Shared one participant: "Now what am I supposed to do if I found out I did have breast cancer? I’d have to get an operation, get chemotherapy, have a long recovery and end up dead within a year anyway. I’d be worried sick the whole time and drive myself crazy, not to mention fret about the cost of medical bills. How would this affect my kids, knowing their mama is going to die? No ma’am I don’t need to or want to know if I have breast cancer. I’d be better off just not knowing and letting nature take her course."
Getting behind the whats and delving into the whys of behavior helps health professionals gain insight on how to remove barriers and develop non-traditional solutions for minority populations.
Education and the right communications message
Sometimes those solutions lie in more accurate education or a message from a compelling, respected spokesperson with whom they identify. This was the case in a northern New Jersey town where prostate cancer among male African-Americans was significantly higher than rates among other ethnic populations. A national awareness campaign featuring actor Danny Glover encouraged African-American men to have prostate cancer screenings. The message was delivered through African-American churches and the local hospital offered the screenings free at convenient locations. This campaign was enormously successful and resulted in a sizable number of prostate cancer screenings among the target population.
Profiling high-risk minority populations has interesting implications for disease and demand management programs. Persons in minority groups are often categorized as "avoiders," meaning they avoid care unless they are severely ill or injured; they are not particularly interested in seeking health information and they are minimally involved in their own health or the health of their families. Consequently, they are less responsive to communications about their health and much less likely to be motivated about disease prevention and management. However, they will respond if approached in a manner that is culturally sensitive and hits a hot button.
Cluster sampling as an alternative
Cluster sampling is another useful technique used to identify health needs among minority populations. The homeless are more likely to participate in a health survey process if they are able to be led through a facilitated session at a convenient, safe location within their community. Such research can shed light on the propensity of the homeless to have their children immunized, eat a healthy, balanced diet or be at risk of AIDS. Such information can help public officials establish policies and health care marketers devise appropriate communication messages.

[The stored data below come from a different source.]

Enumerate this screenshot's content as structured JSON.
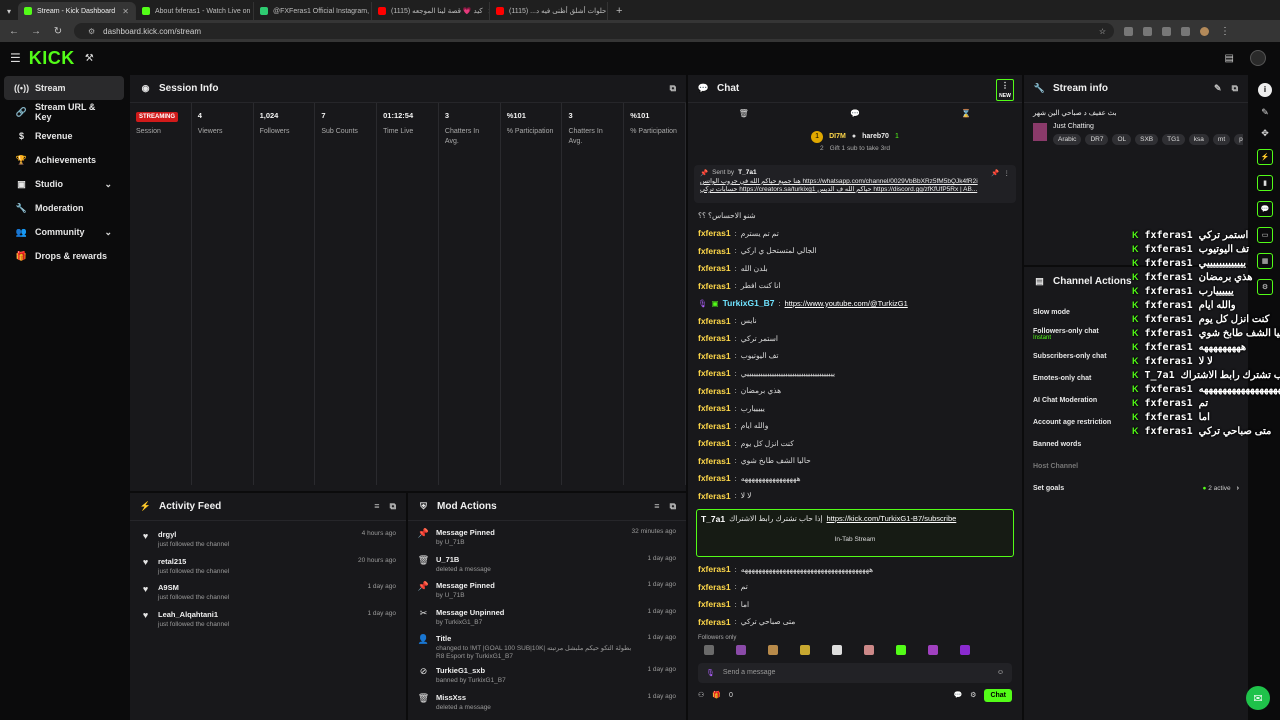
{
  "browser": {
    "tabs": [
      {
        "title": "Stream - Kick Dashboard",
        "color": "#53fc18",
        "active": true
      },
      {
        "title": "About fxferas1 - Watch Live on",
        "color": "#53fc18",
        "active": false
      },
      {
        "title": "@FXFeras1 Official Instagram,",
        "color": "#2ecc71",
        "active": false
      },
      {
        "title": "كيد 💗 قصة لينا الموجعه (1115)",
        "color": "#ff0000",
        "active": false
      },
      {
        "title": "حلوات أشلق أظنى فيه د... (1115)",
        "color": "#ff0000",
        "active": false
      }
    ],
    "url": "dashboard.kick.com/stream"
  },
  "kick": {
    "logo": "KICK"
  },
  "sidebar": {
    "items": [
      {
        "label": "Stream",
        "icon": "broadcast-icon",
        "active": true
      },
      {
        "label": "Stream URL & Key",
        "icon": "key-icon"
      },
      {
        "label": "Revenue",
        "icon": "dollar-icon"
      },
      {
        "label": "Achievements",
        "icon": "trophy-icon"
      },
      {
        "label": "Studio",
        "icon": "studio-icon",
        "chevron": true
      },
      {
        "label": "Moderation",
        "icon": "wrench-icon"
      },
      {
        "label": "Community",
        "icon": "community-icon",
        "chevron": true
      },
      {
        "label": "Drops & rewards",
        "icon": "gift-icon"
      }
    ]
  },
  "session": {
    "title": "Session Info",
    "status": "STREAMING",
    "columns": [
      {
        "value": "",
        "label": "Session"
      },
      {
        "value": "4",
        "label": "Viewers"
      },
      {
        "value": "1,024",
        "label": "Followers"
      },
      {
        "value": "7",
        "label": "Sub Counts"
      },
      {
        "value": "01:12:54",
        "label": "Time Live"
      },
      {
        "value": "3",
        "label": "Chatters In Avg."
      },
      {
        "value": "%101",
        "label": "% Participation"
      },
      {
        "value": "3",
        "label": "Chatters In Avg."
      },
      {
        "value": "%101",
        "label": "% Participation"
      }
    ]
  },
  "activity": {
    "title": "Activity Feed",
    "items": [
      {
        "name": "drgyl",
        "sub": "just followed the channel",
        "time": "4 hours ago"
      },
      {
        "name": "retal215",
        "sub": "just followed the channel",
        "time": "20 hours ago"
      },
      {
        "name": "A9SM",
        "sub": "just followed the channel",
        "time": "1 day ago"
      },
      {
        "name": "Leah_Alqahtani1",
        "sub": "just followed the channel",
        "time": "1 day ago"
      }
    ]
  },
  "mod": {
    "title": "Mod Actions",
    "items": [
      {
        "name": "Message Pinned",
        "sub": "by U_71B",
        "time": "32 minutes ago",
        "icon": "pin-icon"
      },
      {
        "name": "U_71B",
        "sub": "deleted a message",
        "time": "1 day ago",
        "icon": "trash-icon"
      },
      {
        "name": "Message Pinned",
        "sub": "by U_71B",
        "time": "1 day ago",
        "icon": "pin-icon"
      },
      {
        "name": "Message Unpinned",
        "sub": "by TurkixG1_B7",
        "time": "1 day ago",
        "icon": "unpin-icon"
      },
      {
        "name": "Title",
        "sub": "changed to !MT |GOAL 100 SUB|10K| بطولة التكو حيكم ملبشل مرتبته R8 Esport by TurkixG1_B7",
        "time": "1 day ago",
        "icon": "title-icon"
      },
      {
        "name": "TurkieG1_sxb",
        "sub": "banned by TurkixG1_B7",
        "time": "1 day ago",
        "icon": "ban-icon"
      },
      {
        "name": "MissXss",
        "sub": "deleted a message",
        "time": "1 day ago",
        "icon": "trash-icon"
      }
    ]
  },
  "chat": {
    "title": "Chat",
    "new_label": "NEW",
    "top_user": "DI7M",
    "top_user2": "hareb70",
    "top_count": "2",
    "top_count2": "1",
    "gift_text": "Gift 1 sub to take 3rd",
    "pinned_by": "Sent by",
    "pinned_user": "T_7a1",
    "pinned_line1": "هنا جميع حياكم الله في جروب الواتس https://whatsapp.com/channel/0029VbBbXRz5fM5bQJk4fR2i",
    "pinned_line2": "حسابات تركي https://creators.sa/turkixg1 حياكم الله ف الديس https://discord.gg/zfKfUfP5Rx | AB...",
    "messages": [
      {
        "user": "",
        "text": "شنو الاحساس؟ ؟؟"
      },
      {
        "user": "fxferas1",
        "text": "تم تم يسترم"
      },
      {
        "user": "fxferas1",
        "text": "الجالي لمتستحل ي اركي"
      },
      {
        "user": "fxferas1",
        "text": "بلدن الله"
      },
      {
        "user": "fxferas1",
        "text": "انا كنت افطر"
      },
      {
        "user": "TurkixG1_B7",
        "text": "",
        "link": "https://www.youtube.com/@TurkizG1"
      },
      {
        "user": "fxferas1",
        "text": "نايس"
      },
      {
        "user": "fxferas1",
        "text": "استمر تركي"
      },
      {
        "user": "fxferas1",
        "text": "تف اليوتيوب"
      },
      {
        "user": "fxferas1",
        "text": "يييييييييييييييييييييييييييييييييييييييي"
      },
      {
        "user": "fxferas1",
        "text": "هذي برمضان"
      },
      {
        "user": "fxferas1",
        "text": "يييييارب"
      },
      {
        "user": "fxferas1",
        "text": "والله ايام"
      },
      {
        "user": "fxferas1",
        "text": "كنت انزل كل يوم"
      },
      {
        "user": "fxferas1",
        "text": "حاليا الشف طابخ شوي"
      },
      {
        "user": "fxferas1",
        "text": "ههههههههههههههههه"
      },
      {
        "user": "fxferas1",
        "text": "لا لا"
      }
    ],
    "highlight": {
      "user": "T_7a1",
      "text": "إذا حاب تشترك رابط الاشتراك",
      "link": "https://kick.com/TurkixG1-B7/subscribe",
      "tag": "In-Tab Stream"
    },
    "messages2": [
      {
        "user": "fxferas1",
        "text": "هههههههههههههههههههههههههههههههههههههه"
      },
      {
        "user": "fxferas1",
        "text": "تم"
      },
      {
        "user": "fxferas1",
        "text": "اما"
      },
      {
        "user": "fxferas1",
        "text": "متى صباحي تركي"
      }
    ],
    "followers_only": "Followers only",
    "input_placeholder": "Send a message",
    "viewer_count": "0",
    "send_label": "Chat"
  },
  "stream_info": {
    "title": "Stream info",
    "stream_title": "بث عفيف د صباحي الين شهر",
    "category": "Just Chatting",
    "tags": [
      "Arabic",
      "DR7",
      "OL",
      "SXB",
      "TG1",
      "ksa",
      "mt",
      "pi"
    ]
  },
  "channel_actions": {
    "title": "Channel Actions",
    "items": [
      {
        "label": "Slow mode",
        "sub": ""
      },
      {
        "label": "Followers-only chat",
        "sub": "Instant"
      },
      {
        "label": "Subscribers-only chat",
        "sub": ""
      },
      {
        "label": "Emotes-only chat",
        "sub": ""
      },
      {
        "label": "AI Chat Moderation",
        "sub": ""
      },
      {
        "label": "Account age restriction",
        "sub": ""
      },
      {
        "label": "Banned words",
        "sub": ""
      },
      {
        "label": "Host Channel",
        "sub": ""
      },
      {
        "label": "Set goals",
        "sub": ""
      }
    ],
    "goals_active": "2 active"
  },
  "overlay": {
    "lines": [
      {
        "user": "fxferas1",
        "text": "استمر تركي"
      },
      {
        "user": "fxferas1",
        "text": "تف اليوتيوب"
      },
      {
        "user": "fxferas1",
        "text": "يييييييييييييي"
      },
      {
        "user": "fxferas1",
        "text": "هذي برمضان"
      },
      {
        "user": "fxferas1",
        "text": "ييييييارب"
      },
      {
        "user": "fxferas1",
        "text": "والله ايام"
      },
      {
        "user": "fxferas1",
        "text": "كنت انزل كل يوم"
      },
      {
        "user": "fxferas1",
        "text": "حاليا الشف طابخ شوي"
      },
      {
        "user": "fxferas1",
        "text": "هههههههههه"
      },
      {
        "user": "fxferas1",
        "text": "لا لا"
      },
      {
        "user": "T_7a1",
        "text": "اذا حاب تشترك رابط الاشتراك https://kick.com/TurkixG1-B7/subscribe"
      },
      {
        "user": "fxferas1",
        "text": "ههههههههههههههههههه"
      },
      {
        "user": "fxferas1",
        "text": "تم"
      },
      {
        "user": "fxferas1",
        "text": "اما"
      },
      {
        "user": "fxferas1",
        "text": "متى صباحي تركي"
      }
    ]
  },
  "colors": {
    "accent": "#53fc18",
    "live": "#d11a1a",
    "panel": "#18181b",
    "username": "#ffd84a"
  }
}
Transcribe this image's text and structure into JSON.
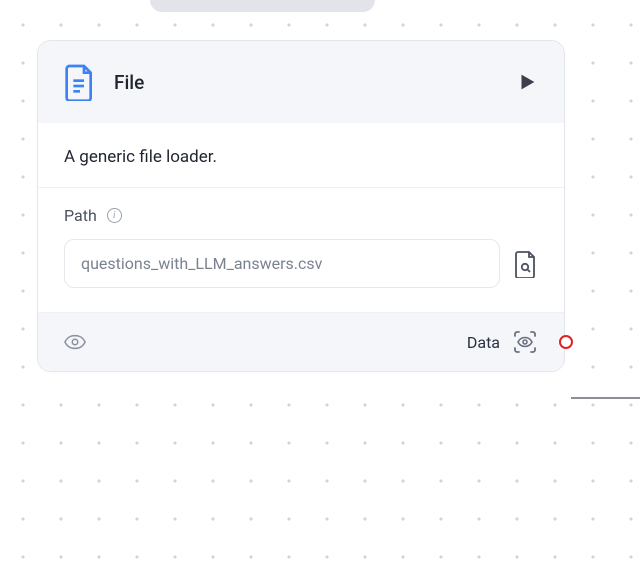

Data from cluster sampling should be viewed as directional input because it is not considered projectable to the entire sub-population universe being studied. A cluster sample is a more informal process, gathering together groups of people who fit a certain demographic or psychographic profile to participate in a survey process. Nonetheless, if enough individuals are recruited for participation, strong trendlines emerge, giving health researchers excellent insight into areas of concern. As with focus groups, cluster sample participants may need to be given a monetary incentive in exchange for their feedback.
Self-management is the long-term strategy
Self-management of health is a crucial dimension of demand management, the concept of the right amount of care at the right time. Health professionals today strongly advocate the adage "an ounce of prevention is worth a pound of cure," especially in this era of managed care.
Given that preventive health self-management is more readily embraced by better educated, higher income groups with few access barriers, this poses a challenge for health marketers. How can health providers provide incentives to certain minority populations (the "avoiders") to better manage their personal health so they won’t end up in the emergency room with a costly illness or disease? The answers are complex and vary greatly by each sub-population. Each group has different reasons for neglecting their health. Focus group and cluster sample research can get to the bottom of them.